The report outlines that Trump wanted to replace acting Attorney General Jeffrey Rosen with Jeffrey Clark, then the acting head of the department's civil division, who devised a strategy with the president for the DOJ to intervene in Georgia’s appointment of presidential electors and to use this model in other states. Rosen and then-acting Deputy Attorney General Richard Donoghue, however, rejected Clark’s proposal.

These efforts led to a Jan. 3 Oval Office meeting that Trump held for two to three hours with senior DOJ officials and White House officials. “According to Rosen, Trump opened the meeting by saying, ‘One thing we know is you, Rosen, aren’t going to do anything to overturn the election,’” the Senate report said.

Donoghue said the rest of the meeting involved “a wide-ranging conversation” focused on whether Trump should replace the DOJ’s leadership and install Clark in Rosen’s place, the report said.

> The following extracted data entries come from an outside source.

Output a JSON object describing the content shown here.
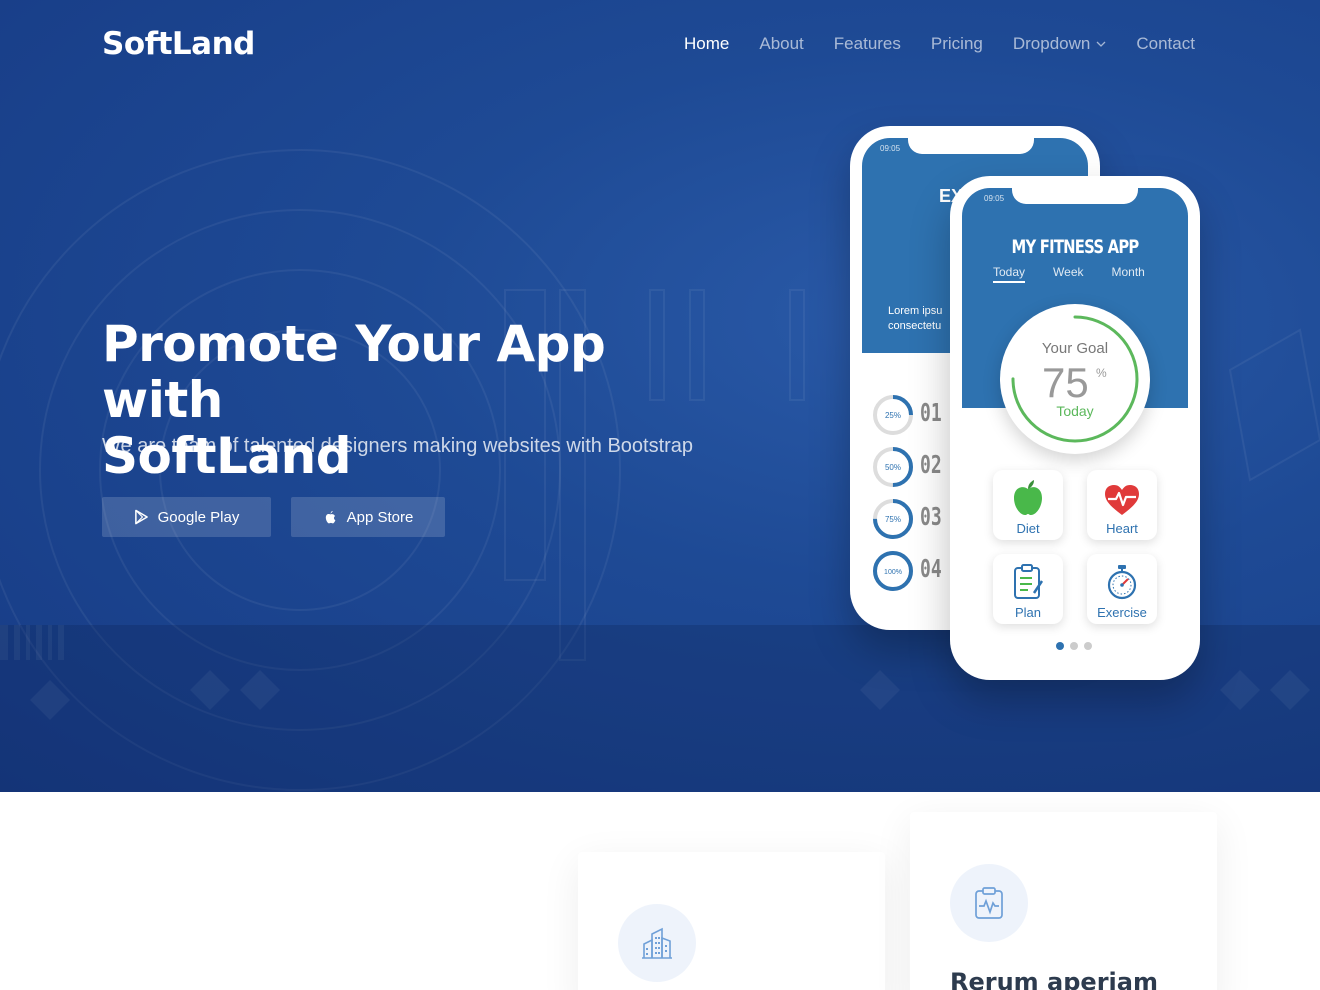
{
  "brand": {
    "name": "SoftLand"
  },
  "nav": {
    "items": [
      {
        "label": "Home",
        "active": true
      },
      {
        "label": "About",
        "active": false
      },
      {
        "label": "Features",
        "active": false
      },
      {
        "label": "Pricing",
        "active": false
      },
      {
        "label": "Dropdown",
        "active": false,
        "has_submenu": true
      },
      {
        "label": "Contact",
        "active": false
      }
    ]
  },
  "hero": {
    "title_line1": "Promote Your App with",
    "title_line2": "SoftLand",
    "subtitle": "We are team of talented designers making websites with Bootstrap",
    "buttons": [
      {
        "label": "Google Play",
        "icon": "google-play-icon"
      },
      {
        "label": "App Store",
        "icon": "apple-icon"
      }
    ]
  },
  "phone_front": {
    "time": "09:05",
    "app_title": "MY FITNESS APP",
    "tabs": [
      "Today",
      "Week",
      "Month"
    ],
    "selected_tab": "Today",
    "goal_label": "Your Goal",
    "goal_value": "75",
    "goal_unit": "%",
    "goal_period": "Today",
    "goal_progress": 0.75,
    "tiles": [
      {
        "label": "Diet",
        "icon": "apple-fruit-icon"
      },
      {
        "label": "Heart",
        "icon": "heart-icon"
      },
      {
        "label": "Plan",
        "icon": "clipboard-icon"
      },
      {
        "label": "Exercise",
        "icon": "stopwatch-icon"
      }
    ],
    "page_dots": 3,
    "active_dot": 0
  },
  "phone_back": {
    "time": "09:05",
    "title_partial": "EX",
    "text_partial_1": "Lorem ipsu",
    "text_partial_2": "consectetu",
    "steps": [
      {
        "percent": "25%",
        "num": "01",
        "progress": 0.25
      },
      {
        "percent": "50%",
        "num": "02",
        "progress": 0.5
      },
      {
        "percent": "75%",
        "num": "03",
        "progress": 0.75
      },
      {
        "percent": "100%",
        "num": "04",
        "progress": 1.0
      }
    ]
  },
  "cards": [
    {
      "icon": "building-icon",
      "title": ""
    },
    {
      "icon": "clipboard-pulse-icon",
      "title": "Rerum aperiam"
    }
  ],
  "colors": {
    "hero_bg": "#1e4a95",
    "phone_accent": "#2e72b0",
    "goal_green": "#5cb85c",
    "card_title": "#2d3b4e"
  }
}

But the report said that during the meeting, Donoghue and Steven Engel, assistant attorney general for the Office of Legal Counsel, conveyed to Trump that if he followed through on the threat, all of the assistant attorneys general would resign.

“Donoghue added that the mass resignations likely would not end there, and that U.S. attorneys and other DOJ officials might also resign en masse,” the report said. “Donoghue told us that he raised the prospect of mass resignations 'earlier rather than later' in the meeting because he thought it was important context for the President’s decision.”

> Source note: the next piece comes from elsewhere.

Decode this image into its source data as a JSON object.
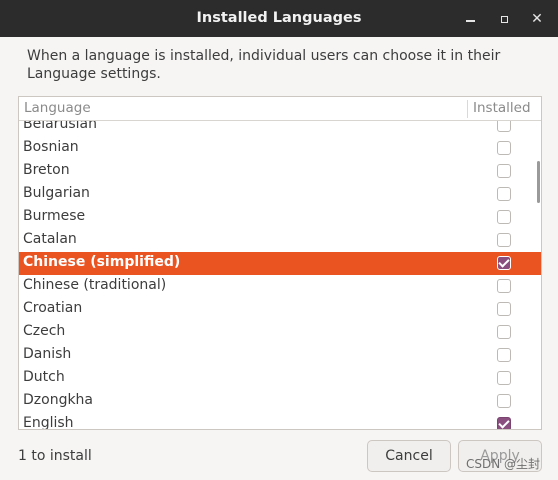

The committee said Donoghue and Rosen recounted that White House counsel Pat Cipollone called Trump’s plan a “murder-suicide pact.” Cipollone and another White House lawyer, Patrick Philbin, indicated “that they would also resign.” The report said Trump didn’t stand down until the final 15 minutes of the meeting.

Even after the meeting, Trump still kept pushing his conspiracy theories that the election was stolen. That night, Donoghue said Trump contacted him “to claim a DHS Special Agent was in custody of a truck full of shredded ballots outside of Atlanta,” the report said. Ultimately, the Department of Homeland Security, the FBI and a U.S. attorney’s office determined this claim to be false.

Three days later, on Jan. 6, Trump held his “stop the steal” rally near the White House, where he urged his supporters to interrupt the counting of the electoral votes at the Capitol. The attack at the Capitol then unfolded for several hours.

Some Trump allies with ties to the "stop the steal" movement and the efforts to interrupt the counting of the electoral votes on Jan. 6 were also involved in pressuring DOJ to undermine the election results, the report said. Rep. Scott Perry, R-Pa., for example, introduced Trump to Clark, and Perry "directly communicated with Donoghue about his false Pennsylvania election fraud claims," it said. Perry led the GOP's objection to Pennsylvania's electoral votes for Biden on the House floor on Jan. 6.

Clark and Rosen did not immediately respond to NBC News' request for comment.

The House Oversight and Reform Committee released a report in June about the president’s attempts to nullify Biden's win, but the new Senate report offers the most comprehensive assessment so far of the president’s pressure campaign to overturn the election.